Movie Review: Climax (English/French)

Dance meets horror in Gaspar Noé latest film Climax, apparently based on a true incident that took place in Paris in the winter of 1996. The story opens at the end, with an overhead shot of a bloody woman stumbling through the snow, before falling into the ground. From there we are swiftly taken to the beginning — a series of taped auditions with dancers played on an old TV set that's flanked by books on one side and VHS tapes of classic horror films like Dario Argento's Suspiria, Andrzej Żuławski's Possession, Lucio Fulci's Zombie and Luis Buñuel's Un Chien Andalou on the other. "My worst nightmare?
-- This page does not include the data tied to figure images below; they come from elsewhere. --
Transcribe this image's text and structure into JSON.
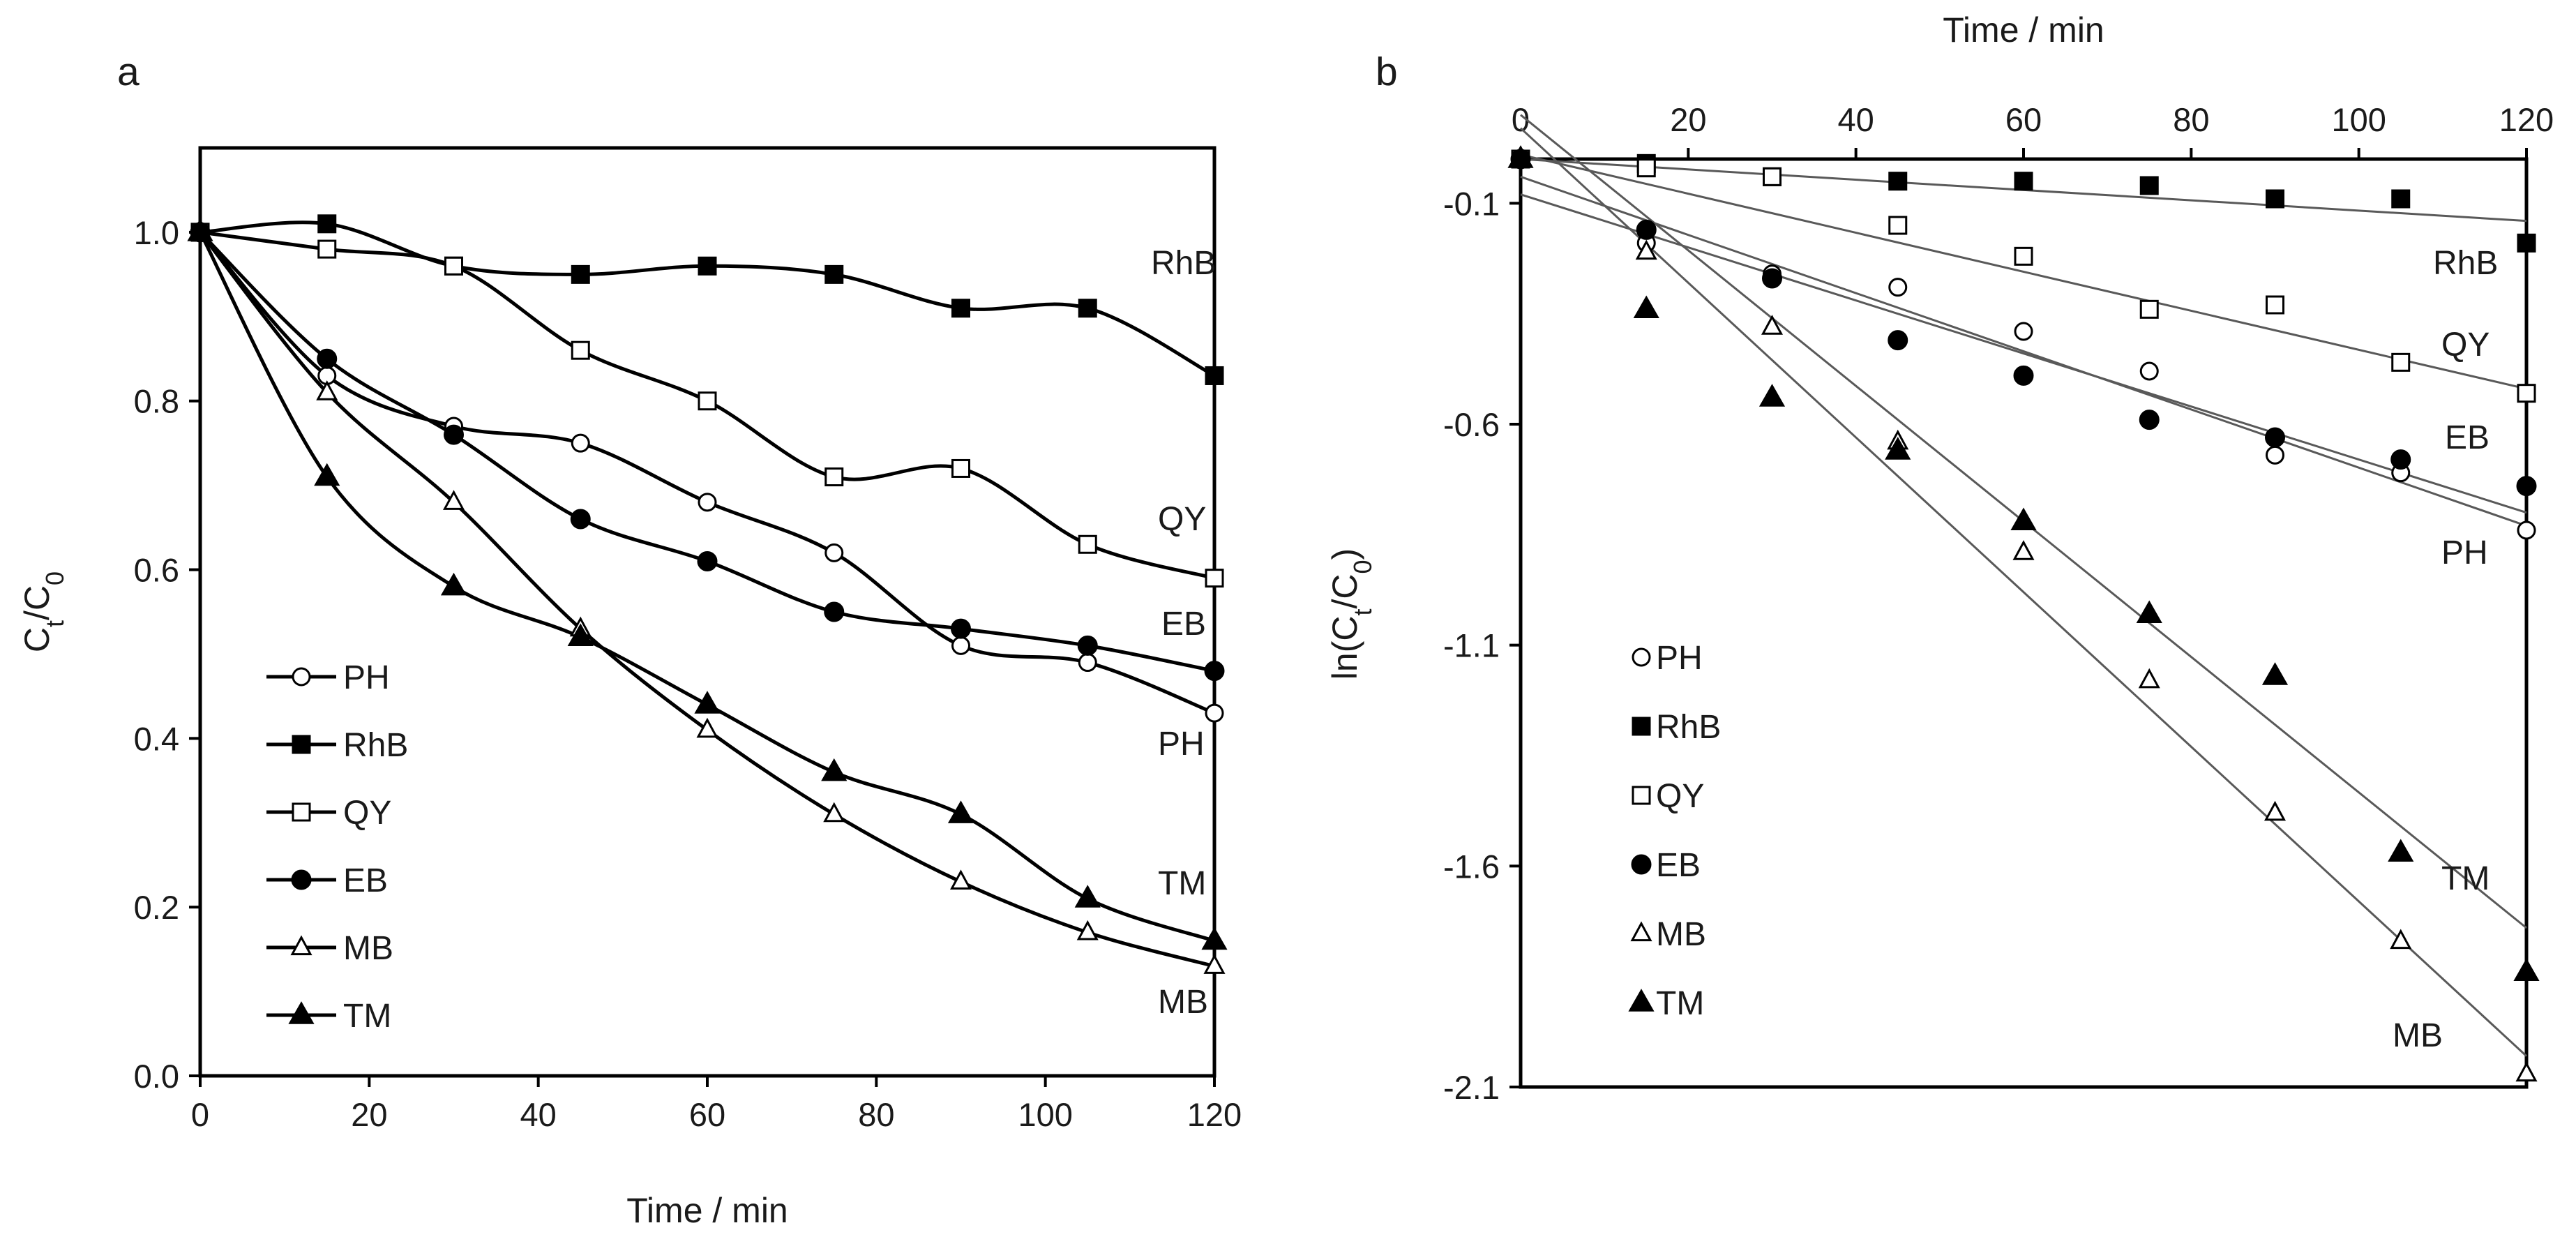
{
  "chart_data": [
    {
      "panel": "a",
      "type": "line",
      "panel_label": "a",
      "title": "",
      "xlabel": "Time / min",
      "ylabel_main": "C",
      "ylabel_sub_t": "t",
      "ylabel_slash": "/C",
      "ylabel_sub_0": "0",
      "xlim": [
        0,
        120
      ],
      "ylim": [
        0,
        1.1
      ],
      "xticks": [
        "0",
        "20",
        "40",
        "60",
        "80",
        "100",
        "120"
      ],
      "yticks": [
        "0.0",
        "0.2",
        "0.4",
        "0.6",
        "0.8",
        "1.0"
      ],
      "x": [
        0,
        15,
        30,
        45,
        60,
        75,
        90,
        105,
        120
      ],
      "series": [
        {
          "name": "PH",
          "marker": "circle-open",
          "end_label": "PH",
          "values": [
            1.0,
            0.83,
            0.77,
            0.75,
            0.68,
            0.62,
            0.51,
            0.49,
            0.43
          ]
        },
        {
          "name": "RhB",
          "marker": "square-filled",
          "end_label": "RhB",
          "values": [
            1.0,
            1.01,
            0.96,
            0.95,
            0.96,
            0.95,
            0.91,
            0.91,
            0.83
          ]
        },
        {
          "name": "QY",
          "marker": "square-open",
          "end_label": "QY",
          "values": [
            1.0,
            0.98,
            0.96,
            0.86,
            0.8,
            0.71,
            0.72,
            0.63,
            0.59
          ]
        },
        {
          "name": "EB",
          "marker": "circle-filled",
          "end_label": "EB",
          "values": [
            1.0,
            0.85,
            0.76,
            0.66,
            0.61,
            0.55,
            0.53,
            0.51,
            0.48
          ]
        },
        {
          "name": "MB",
          "marker": "triangle-open",
          "end_label": "MB",
          "values": [
            1.0,
            0.81,
            0.68,
            0.53,
            0.41,
            0.31,
            0.23,
            0.17,
            0.13
          ]
        },
        {
          "name": "TM",
          "marker": "triangle-filled",
          "end_label": "TM",
          "values": [
            1.0,
            0.71,
            0.58,
            0.52,
            0.44,
            0.36,
            0.31,
            0.21,
            0.16
          ]
        }
      ],
      "legend_position": "lower-left"
    },
    {
      "panel": "b",
      "type": "scatter",
      "panel_label": "b",
      "title": "",
      "xlabel": "Time / min",
      "xaxis_position": "top",
      "ylabel_pre": "ln(C",
      "ylabel_sub_t": "t",
      "ylabel_slash": "/C",
      "ylabel_sub_0": "0",
      "ylabel_post": ")",
      "xlim": [
        0,
        120
      ],
      "ylim": [
        -2.1,
        0
      ],
      "xticks": [
        "0",
        "20",
        "40",
        "60",
        "80",
        "100",
        "120"
      ],
      "yticks": [
        "-0.1",
        "-0.6",
        "-1.1",
        "-1.6",
        "-2.1"
      ],
      "x": [
        0,
        15,
        30,
        45,
        60,
        75,
        90,
        105,
        120
      ],
      "series": [
        {
          "name": "PH",
          "marker": "circle-open",
          "end_label": "PH",
          "values": [
            0,
            -0.19,
            -0.26,
            -0.29,
            -0.39,
            -0.48,
            -0.67,
            -0.71,
            -0.84
          ],
          "fit": [
            -0.08,
            -0.8
          ]
        },
        {
          "name": "RhB",
          "marker": "square-filled",
          "end_label": "RhB",
          "values": [
            0,
            -0.01,
            -0.04,
            -0.05,
            -0.05,
            -0.06,
            -0.09,
            -0.09,
            -0.19
          ],
          "fit": [
            0,
            -0.14
          ]
        },
        {
          "name": "QY",
          "marker": "square-open",
          "end_label": "QY",
          "values": [
            0,
            -0.02,
            -0.04,
            -0.15,
            -0.22,
            -0.34,
            -0.33,
            -0.46,
            -0.53
          ],
          "fit": [
            0.01,
            -0.52
          ]
        },
        {
          "name": "EB",
          "marker": "circle-filled",
          "end_label": "EB",
          "values": [
            0,
            -0.16,
            -0.27,
            -0.41,
            -0.49,
            -0.59,
            -0.63,
            -0.68,
            -0.74
          ],
          "fit": [
            -0.04,
            -0.83
          ]
        },
        {
          "name": "MB",
          "marker": "triangle-open",
          "end_label": "MB",
          "values": [
            0,
            -0.21,
            -0.38,
            -0.64,
            -0.89,
            -1.18,
            -1.48,
            -1.77,
            -2.07
          ],
          "fit": [
            0.07,
            -2.03
          ]
        },
        {
          "name": "TM",
          "marker": "triangle-filled",
          "end_label": "TM",
          "values": [
            0,
            -0.34,
            -0.54,
            -0.66,
            -0.82,
            -1.03,
            -1.17,
            -1.57,
            -1.84
          ],
          "fit": [
            0.1,
            -1.74
          ]
        }
      ],
      "legend_position": "lower-left"
    }
  ]
}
To find myself alone," says one girl, while another guy says he is ready to do anything for dance. As these racially and sexually diverse crew of electro dancers, voguers, krumpers and waackers come together for a mesmerising dance routine — gyrating to an instrumental remix of Cerrone's Supernature — the choreographed chaos paves the way for paranoia and suspicion when someone spikes the sangria at a post-rehearsal party with LSD, letting loose a wave of claustrophobic madness that descends on the troupe with varying effects, with some acting increasingly violent, some flirty (to the point of becoming incestuous), and others continuing to dance, contorting their bodies in grotesque, weird ways. Inventive, seductive and unnerving in equal measure, Noé imbues the film with a neon-y, surreal red-green palette, all accompanied by throbbing techno-house music, while artfully painting a hellscape of an unexpected descent into disorder and pandemonium.